The event was organized beforehand via e-mail, and originally anticipated 12 participants, according to SAB's director of entertainment and recreation, Monica Kayastha. At the time of the event, only
eight students participated, one of whom was Kayastha herself, and another being myself, covering the event.

Chairs were set at a folding banquet table in the center of the oUWTpost, sideby-side at the long ends so dates could face each other. Each place came complete with a cheat sheet of questions to ask if the conversation became stale, such as:

"What type of music do you like?" With only four dates in progress at once, the length of each date was extended from three minutes to five minutes within the first round. In official speed dating events, the length of the date is eight minutes, and I don't know how this is done, because five minutes felt like an eternity. Conversation with my first date had just wrapped up neatly at three minutes, when - surprise surprise! - we learned we had two minutes more to spare on light conversation. "Um," I said.
"Er," she replied.

To her credit, she might have actually been saying something, but I wasn't able to tell because the main stage - and the speakers - had been placed adjacent to the banquet table. While the dates occurred, Kiko Salas, the director of marketing and promotions for SAB, pulled and announced winning raffle tickets for the larger Valentine's Day event. Loudly.

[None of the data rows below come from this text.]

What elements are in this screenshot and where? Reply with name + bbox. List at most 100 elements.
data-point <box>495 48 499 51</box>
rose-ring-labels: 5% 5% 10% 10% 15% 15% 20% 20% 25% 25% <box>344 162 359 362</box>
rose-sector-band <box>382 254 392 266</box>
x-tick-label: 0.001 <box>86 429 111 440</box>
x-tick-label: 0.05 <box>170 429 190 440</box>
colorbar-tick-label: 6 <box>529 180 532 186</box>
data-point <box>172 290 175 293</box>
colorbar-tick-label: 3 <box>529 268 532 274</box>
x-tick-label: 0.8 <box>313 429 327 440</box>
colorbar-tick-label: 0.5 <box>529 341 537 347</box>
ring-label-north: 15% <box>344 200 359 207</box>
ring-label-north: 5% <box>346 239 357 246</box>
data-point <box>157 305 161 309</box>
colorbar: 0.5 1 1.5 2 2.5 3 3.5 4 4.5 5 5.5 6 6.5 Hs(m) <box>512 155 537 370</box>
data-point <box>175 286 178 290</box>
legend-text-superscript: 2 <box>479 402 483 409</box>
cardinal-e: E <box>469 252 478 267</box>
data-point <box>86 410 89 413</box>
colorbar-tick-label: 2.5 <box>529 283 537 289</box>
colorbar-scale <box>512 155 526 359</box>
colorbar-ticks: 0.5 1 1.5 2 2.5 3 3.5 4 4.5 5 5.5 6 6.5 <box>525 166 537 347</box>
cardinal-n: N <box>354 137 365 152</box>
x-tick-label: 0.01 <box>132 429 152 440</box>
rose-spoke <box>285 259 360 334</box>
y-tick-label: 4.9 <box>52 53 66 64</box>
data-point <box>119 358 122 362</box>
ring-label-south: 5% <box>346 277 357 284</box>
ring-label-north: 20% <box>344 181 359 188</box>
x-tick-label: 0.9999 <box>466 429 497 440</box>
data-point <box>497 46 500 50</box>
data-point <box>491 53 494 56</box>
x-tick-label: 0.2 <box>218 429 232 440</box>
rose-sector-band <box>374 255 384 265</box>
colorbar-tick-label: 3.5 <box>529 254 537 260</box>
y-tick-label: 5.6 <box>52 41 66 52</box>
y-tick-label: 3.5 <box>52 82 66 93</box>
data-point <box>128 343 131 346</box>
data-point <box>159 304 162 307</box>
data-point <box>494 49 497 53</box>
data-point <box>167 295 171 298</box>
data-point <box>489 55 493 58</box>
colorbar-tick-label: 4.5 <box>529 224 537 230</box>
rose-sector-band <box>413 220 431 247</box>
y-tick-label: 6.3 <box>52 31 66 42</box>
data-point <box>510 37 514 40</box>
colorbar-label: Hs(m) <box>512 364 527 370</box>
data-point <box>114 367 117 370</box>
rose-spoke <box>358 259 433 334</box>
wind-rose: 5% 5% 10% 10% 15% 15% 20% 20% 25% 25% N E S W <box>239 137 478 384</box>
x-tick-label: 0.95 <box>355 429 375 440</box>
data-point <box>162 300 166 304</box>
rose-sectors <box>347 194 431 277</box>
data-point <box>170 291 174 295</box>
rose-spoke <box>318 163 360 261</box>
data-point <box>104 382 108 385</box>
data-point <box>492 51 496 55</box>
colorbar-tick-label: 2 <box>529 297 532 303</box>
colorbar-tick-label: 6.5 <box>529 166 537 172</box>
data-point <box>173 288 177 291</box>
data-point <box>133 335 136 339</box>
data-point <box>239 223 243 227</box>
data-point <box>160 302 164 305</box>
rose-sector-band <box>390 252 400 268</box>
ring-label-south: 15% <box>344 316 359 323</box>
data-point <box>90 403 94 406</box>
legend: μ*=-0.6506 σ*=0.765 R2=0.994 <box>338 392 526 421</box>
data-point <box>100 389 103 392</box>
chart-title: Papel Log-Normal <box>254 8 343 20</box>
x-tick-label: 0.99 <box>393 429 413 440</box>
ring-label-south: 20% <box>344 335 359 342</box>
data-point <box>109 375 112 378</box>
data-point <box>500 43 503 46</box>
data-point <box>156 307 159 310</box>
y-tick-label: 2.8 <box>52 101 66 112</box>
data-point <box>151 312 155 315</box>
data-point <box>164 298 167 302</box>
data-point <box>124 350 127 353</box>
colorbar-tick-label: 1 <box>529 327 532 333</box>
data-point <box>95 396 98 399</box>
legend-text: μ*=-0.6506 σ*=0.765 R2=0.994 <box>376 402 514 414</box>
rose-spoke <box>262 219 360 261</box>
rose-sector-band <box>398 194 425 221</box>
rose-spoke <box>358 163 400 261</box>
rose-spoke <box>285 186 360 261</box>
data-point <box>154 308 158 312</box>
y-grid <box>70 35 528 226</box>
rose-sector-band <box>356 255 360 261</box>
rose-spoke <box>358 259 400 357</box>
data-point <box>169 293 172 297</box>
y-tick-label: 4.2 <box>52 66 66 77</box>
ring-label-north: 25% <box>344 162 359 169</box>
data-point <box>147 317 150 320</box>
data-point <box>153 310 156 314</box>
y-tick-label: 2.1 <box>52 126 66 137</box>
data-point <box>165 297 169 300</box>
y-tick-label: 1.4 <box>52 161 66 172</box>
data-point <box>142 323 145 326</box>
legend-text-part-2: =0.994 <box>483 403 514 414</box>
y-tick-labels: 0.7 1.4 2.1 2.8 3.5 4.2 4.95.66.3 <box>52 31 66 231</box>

If anything interesting was said between myself and any of my dates, it was impossible to tell over the sounds of potential prizes galore.

How did I get here? How did this become appealing to anybody at all? According to speeddating.com, speed dating was created in 1998 by Rabbi Yaacov Deyo, in an attempt to help young Jewish singles in the Beverly Hills region meet and marry. The round robin dating concept caught on with several commercial
dating enterprises, and gained popularity with portrayals in "Sex and the City" and "Hitch" as an activity that glamorous and successful people partook in. Supporters argued that speed dating saved time, and
Malcolm Gladwell, in his book "Blink," noted that a University of Pennsylvania study found that attraction was often based on first impressions.

But there was no chemistry on Valentine's Day, for me or, I suspect, my dates. It was forced, it felt forced, and every interaction was strained accordingly.

There's something appealing about speed dating, rooted in our mythical notion of love at first sight. It's romantic, but also, in a way, lazy. Why work at love? There's someone perfect for everyone, and all one has to do is wait and see. There's no work or compromise to it. Speed dating is the 21st century epitome of love at first sight. Modern lovers have no time to spare on waiting, so they should use the laws of probability to greatest advantage.

Perhaps it works to greater effect among large groups of young professionals. But among students, and with such low participation, the result was decidedly impotent.